Weekly Brief: US government says computers can replace humans as ‘the driver’

Roses are red, violets are blue, self-driving cars are legal and coming to a street near you.



Okay, so maybe the US federal government didn’t phrase it quite so poetically but it did deliver a Valentine’s Day gift of epic proportions to self-driving cars: computers and software can stand-in as the sole and legal driver of a vehicle, according to a new statement from the National Highway Traffic Safety Administration (NHTSA). That means no human assistance would be needed, which in turn means that self-driving cars have cleared a major hurdle (in the US at least) to becoming a fully realised mode of transportation, rather than just supplemental features built into luxury cars.

The ruling came in the form of a letter from NHTSA to Google. Here was the actual language: "NHTSA will interpret 'driver' in the context of Google's described motor vehicle design as referring to the (self-driving system), and not to any of the vehicle occupants." Dozens of other regulations will have to be rewritten, including that a vehicle must contain a steering wheel and brake pedals — and that’s a process that will take years to iron out. But this is a big victory for self-driving cars in the short-term and is bound to streamline their rollout in the coming five years.

In other news, BMW expanded its ridesharing programme DriveNow through a new partnership with transportation app Moovit. In addition to subways, trains, busses and bicycles, Moovit users will now see all DriveNow vehicles that are available in the area for rent. Moovit has an active presence in 600 cities in more than 60 countries around the globe, so it’s an opportunity for BMW to expand DriveNow beyond its current small rollout in a handful of cities around Germany, the UK and Sweden.

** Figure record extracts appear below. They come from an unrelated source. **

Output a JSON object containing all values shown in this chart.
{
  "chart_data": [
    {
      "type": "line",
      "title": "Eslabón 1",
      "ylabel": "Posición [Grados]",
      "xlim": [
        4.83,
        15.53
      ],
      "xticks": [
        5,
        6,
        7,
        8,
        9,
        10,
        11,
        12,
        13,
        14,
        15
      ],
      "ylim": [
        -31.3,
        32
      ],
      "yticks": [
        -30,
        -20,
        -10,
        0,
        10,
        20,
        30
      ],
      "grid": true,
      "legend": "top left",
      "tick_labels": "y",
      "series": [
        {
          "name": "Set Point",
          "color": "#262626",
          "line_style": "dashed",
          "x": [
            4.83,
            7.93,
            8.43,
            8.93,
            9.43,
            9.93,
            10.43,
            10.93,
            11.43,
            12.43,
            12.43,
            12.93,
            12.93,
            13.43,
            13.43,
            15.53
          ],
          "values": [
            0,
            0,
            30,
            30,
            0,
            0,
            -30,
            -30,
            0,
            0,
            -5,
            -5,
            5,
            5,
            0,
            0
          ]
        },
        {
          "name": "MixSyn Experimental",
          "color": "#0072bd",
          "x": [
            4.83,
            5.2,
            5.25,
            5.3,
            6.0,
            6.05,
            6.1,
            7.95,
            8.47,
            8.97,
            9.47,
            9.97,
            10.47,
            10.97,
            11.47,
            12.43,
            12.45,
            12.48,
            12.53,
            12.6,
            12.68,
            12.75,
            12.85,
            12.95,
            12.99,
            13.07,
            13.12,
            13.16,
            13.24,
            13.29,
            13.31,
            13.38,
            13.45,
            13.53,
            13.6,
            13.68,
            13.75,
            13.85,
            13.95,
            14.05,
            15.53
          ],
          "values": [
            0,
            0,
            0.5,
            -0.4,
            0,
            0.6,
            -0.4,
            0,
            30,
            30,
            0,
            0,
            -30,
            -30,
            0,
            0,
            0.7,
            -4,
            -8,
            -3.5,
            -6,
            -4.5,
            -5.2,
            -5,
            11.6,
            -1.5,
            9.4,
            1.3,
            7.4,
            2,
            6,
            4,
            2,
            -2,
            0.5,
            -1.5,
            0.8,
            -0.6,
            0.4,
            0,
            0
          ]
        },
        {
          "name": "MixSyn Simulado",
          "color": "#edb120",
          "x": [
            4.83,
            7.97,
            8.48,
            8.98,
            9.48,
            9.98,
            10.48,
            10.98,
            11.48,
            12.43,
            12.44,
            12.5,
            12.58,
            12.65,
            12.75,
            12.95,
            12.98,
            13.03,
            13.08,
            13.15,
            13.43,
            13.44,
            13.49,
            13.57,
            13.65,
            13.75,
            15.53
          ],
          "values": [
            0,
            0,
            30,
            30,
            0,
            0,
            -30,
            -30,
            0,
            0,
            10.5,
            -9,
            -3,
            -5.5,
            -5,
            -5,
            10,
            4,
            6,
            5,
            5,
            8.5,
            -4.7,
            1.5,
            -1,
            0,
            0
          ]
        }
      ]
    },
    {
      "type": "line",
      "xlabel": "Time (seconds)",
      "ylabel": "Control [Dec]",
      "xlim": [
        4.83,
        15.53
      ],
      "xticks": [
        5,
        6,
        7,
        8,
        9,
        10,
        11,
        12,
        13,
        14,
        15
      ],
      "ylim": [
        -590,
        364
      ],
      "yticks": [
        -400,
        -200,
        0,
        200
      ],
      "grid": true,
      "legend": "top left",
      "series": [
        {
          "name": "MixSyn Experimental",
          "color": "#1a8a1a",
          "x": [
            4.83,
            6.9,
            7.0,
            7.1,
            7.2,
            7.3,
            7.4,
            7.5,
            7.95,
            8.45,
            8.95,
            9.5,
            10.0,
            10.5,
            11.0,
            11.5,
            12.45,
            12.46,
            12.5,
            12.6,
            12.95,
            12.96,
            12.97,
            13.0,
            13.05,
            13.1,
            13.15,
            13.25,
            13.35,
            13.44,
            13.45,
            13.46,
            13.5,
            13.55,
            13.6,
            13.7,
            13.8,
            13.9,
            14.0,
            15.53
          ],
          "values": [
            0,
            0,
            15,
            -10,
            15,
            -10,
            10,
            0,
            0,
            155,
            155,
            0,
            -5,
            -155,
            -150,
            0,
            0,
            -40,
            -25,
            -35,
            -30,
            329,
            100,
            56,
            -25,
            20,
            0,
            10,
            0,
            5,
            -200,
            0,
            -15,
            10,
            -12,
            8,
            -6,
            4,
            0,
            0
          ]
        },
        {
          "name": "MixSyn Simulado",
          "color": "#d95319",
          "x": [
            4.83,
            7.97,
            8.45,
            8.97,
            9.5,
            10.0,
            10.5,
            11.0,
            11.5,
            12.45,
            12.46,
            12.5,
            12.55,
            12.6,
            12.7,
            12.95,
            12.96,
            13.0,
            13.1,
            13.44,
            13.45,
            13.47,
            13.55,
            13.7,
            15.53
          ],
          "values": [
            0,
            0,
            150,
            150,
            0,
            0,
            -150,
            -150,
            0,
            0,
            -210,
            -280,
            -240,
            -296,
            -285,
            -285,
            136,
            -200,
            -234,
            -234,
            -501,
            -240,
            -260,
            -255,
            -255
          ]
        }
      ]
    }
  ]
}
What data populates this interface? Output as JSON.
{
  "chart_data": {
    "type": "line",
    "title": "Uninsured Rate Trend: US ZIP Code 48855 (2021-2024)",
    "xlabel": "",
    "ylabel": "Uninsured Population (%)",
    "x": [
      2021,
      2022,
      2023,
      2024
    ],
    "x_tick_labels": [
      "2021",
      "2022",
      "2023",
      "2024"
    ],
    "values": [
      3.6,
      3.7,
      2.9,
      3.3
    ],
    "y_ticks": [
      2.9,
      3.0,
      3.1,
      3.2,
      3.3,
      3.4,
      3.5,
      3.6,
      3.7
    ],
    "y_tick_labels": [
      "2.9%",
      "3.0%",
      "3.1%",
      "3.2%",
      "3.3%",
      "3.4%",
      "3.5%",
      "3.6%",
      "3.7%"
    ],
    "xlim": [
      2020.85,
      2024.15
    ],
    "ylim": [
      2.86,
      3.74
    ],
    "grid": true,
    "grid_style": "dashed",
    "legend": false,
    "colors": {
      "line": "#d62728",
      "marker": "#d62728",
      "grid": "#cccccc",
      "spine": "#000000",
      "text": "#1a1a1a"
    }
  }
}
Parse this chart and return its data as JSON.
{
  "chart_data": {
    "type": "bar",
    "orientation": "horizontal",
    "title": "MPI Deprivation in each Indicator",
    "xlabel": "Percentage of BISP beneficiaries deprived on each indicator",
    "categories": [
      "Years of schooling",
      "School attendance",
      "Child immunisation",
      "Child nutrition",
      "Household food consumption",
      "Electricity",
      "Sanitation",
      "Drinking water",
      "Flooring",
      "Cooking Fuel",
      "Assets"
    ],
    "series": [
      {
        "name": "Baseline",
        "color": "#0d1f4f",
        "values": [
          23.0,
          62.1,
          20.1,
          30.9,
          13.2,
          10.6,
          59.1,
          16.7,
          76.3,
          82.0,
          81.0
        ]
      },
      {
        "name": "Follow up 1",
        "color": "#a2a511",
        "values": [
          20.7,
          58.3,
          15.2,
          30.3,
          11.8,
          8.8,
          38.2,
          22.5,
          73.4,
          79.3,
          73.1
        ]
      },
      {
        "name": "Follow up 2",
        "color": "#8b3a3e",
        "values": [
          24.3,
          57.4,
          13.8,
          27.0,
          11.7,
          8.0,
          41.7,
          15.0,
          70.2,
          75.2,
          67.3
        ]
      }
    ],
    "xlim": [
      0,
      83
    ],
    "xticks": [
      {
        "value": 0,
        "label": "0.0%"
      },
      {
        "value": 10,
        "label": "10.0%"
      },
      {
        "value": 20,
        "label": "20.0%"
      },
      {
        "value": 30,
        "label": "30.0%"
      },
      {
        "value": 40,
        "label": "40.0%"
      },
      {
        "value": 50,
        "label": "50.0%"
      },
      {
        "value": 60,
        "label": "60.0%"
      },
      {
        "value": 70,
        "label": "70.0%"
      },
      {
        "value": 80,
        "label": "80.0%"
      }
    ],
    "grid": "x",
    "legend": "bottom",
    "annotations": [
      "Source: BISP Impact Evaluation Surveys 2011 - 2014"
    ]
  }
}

The 160-year-old atlas maker Rand McNally charted a new course into the automotive aftermarket with the debut of the OverDryve dashboard tablet. The device brings a full suite of connectivity to any car on the road, from GPS navigation to voice-activated music and phone functionality to forward-collision alerts thanks to a built-in camera. Rand McNally joins a busy market of companies vying to bring connected tech to old cars, including Garmin, Navdy and TomTom. OverDryve hits the market this spring with an SRP of $399 (£274).

Nuance Communications wants to take its in-car, voice-activated assistant to another level with the help of HERE. The two say they’re working together to create innovative voice and natural language solutions that create an intuitive experience for the driver. First step: Nuance will integrate global map content and point of interest data from HERE to make its voice assistant technology more accurate and intuitive around the globe.

The US Army is experimenting with driverless truck convoys. The concept is the same as commercial truck makers who are piloting autonomous platoons: the first vehicle is driven by a human, the rest of the vehicles have software and radar on-board that allow them to follow in lockstep. The research is underway at the Army's Tank Automotive Research, Development and Engineering Center in Warren, Michigan. The Army says its ultimate goal isn’t to manufacture hundreds of new driverless trucks but rather retrofit existing vehicles with the requisite radar, cameras and computers.

Finally, ever tried to switch mobile operators for your smartphone? The process is pretty straightforward — remove the SIM card from your old operator, replace it with a SIM card from your new operator — but comes with a caveat: all the data on the old SIM card gets lost in the move an d has to be manually restored. That’s not a big deal for a smartphone but for a connected car it’s a deal breaker given all the valuable data stored on the SIM. Hence the reason the current generation of connected cars are all locked into a particular mobile operator for life.

Enter GSMA and its new Embedded SIM Specification, which allows carmakers to offer any type of in-car connected service through a single SIM and allows drivers to switch operators as they wish without requiring a change in SIM in the process. The new card also helps to quickly connect vehicles with local operators, regardless of where the cars are manufactured. A number of carmakers issued a formal endorsement of the specification last week, including General Motors, Jaguar Land Rover, Renault Nissan, Scania andVolvo Cars.

The Weekly Brief is a round-up of the week’s top telematics news, combining TU analysis with information from industry press releases.